The country’s top beauty and personal care brand LG Household & Health Care this week will turn out record earnings for the full year on the back of brisk sales in China in the latter half of last year.

According to financial market tracker FnGuide Inc. on Sunday, LG Household and Health Care’s operating profit is estimated to have reached 1.2 trillion won ($1.09 billion) in 2020, up 4.25 percent from the previous year, and sales 7.8 trillion won, up 2.05 percent. The consensus for its net profit was also up 6.27 percent at 837.6 billion won.

In the fourth quarter alone, LG Household and Health Care is estimated to have raised 2.09 trillion won in sales, up 3.94 percent from the same period a year ago, and 261.8 billion won in operating profit, up 8.62 percent, to replace record high quarterly earnings reported in the previous three-month period.

The company’s strong performance was led by brisk sales of cosmetics in China that offset losses from duty-free shops.

Six cosmetics brands under LG Household & Health Care – The History of Whoo, SUM37, O HUI, Belif, VDL, and CNP – saw sales surge 174 percent on year to a record 1.55 billion yuan ($239 million) during a Singles Day shopping event carried out by China’s biggest e-commerce Alibaba Group in November.

Amorepacific, however, is estimated to have raised 4.4 trillion won in sales in last year, down 20.66 percent from the previous year, according to FnGuide. Its operating profit is also estimated to have plunged 63.04 percent to 158.1 billion won.

In the fourth quarter, Amorepacific is estimated to have raised 5.5 billion won in operating income, down 88.07 percent from the same period a year ago, on sales of 1.15 trillion won, down 13.54 percent.

Market insiders noted that the fall in operating income was mainly due to one-off cost related to Amorepacific’s voluntary retirement program last year for the first time since its inception.

The company, however, is expected to see a rebound in earnings this year, according to market analysts.

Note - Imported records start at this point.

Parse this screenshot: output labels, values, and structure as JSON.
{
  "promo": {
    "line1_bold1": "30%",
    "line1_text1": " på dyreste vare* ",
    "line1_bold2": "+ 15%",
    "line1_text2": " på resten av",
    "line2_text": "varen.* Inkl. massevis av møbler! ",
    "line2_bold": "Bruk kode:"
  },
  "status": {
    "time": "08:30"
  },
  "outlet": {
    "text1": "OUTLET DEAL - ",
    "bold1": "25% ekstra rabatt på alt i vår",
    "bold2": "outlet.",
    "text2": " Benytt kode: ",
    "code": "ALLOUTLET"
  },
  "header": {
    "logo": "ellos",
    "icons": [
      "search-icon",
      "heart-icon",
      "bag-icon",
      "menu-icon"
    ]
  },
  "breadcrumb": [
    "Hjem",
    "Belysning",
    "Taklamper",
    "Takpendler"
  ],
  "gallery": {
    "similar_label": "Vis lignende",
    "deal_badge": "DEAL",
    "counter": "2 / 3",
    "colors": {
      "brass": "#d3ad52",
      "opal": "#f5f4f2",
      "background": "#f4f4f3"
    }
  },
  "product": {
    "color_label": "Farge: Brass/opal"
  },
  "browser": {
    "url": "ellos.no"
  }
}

Ahn Ji-young, a market analyst at IBK Securities Co., said that Amorepacific will be able to improve its corporate value this year after carrying out corporate reorganization that focuses on its key brands as well as company-wide restructuring and efforts to improve brand value.

Shares of LG Household & Health Care closed Monday 7.3 percent higher at 1,676,000 won, and those of Amorepacific up 3.36 percent 246,000 won.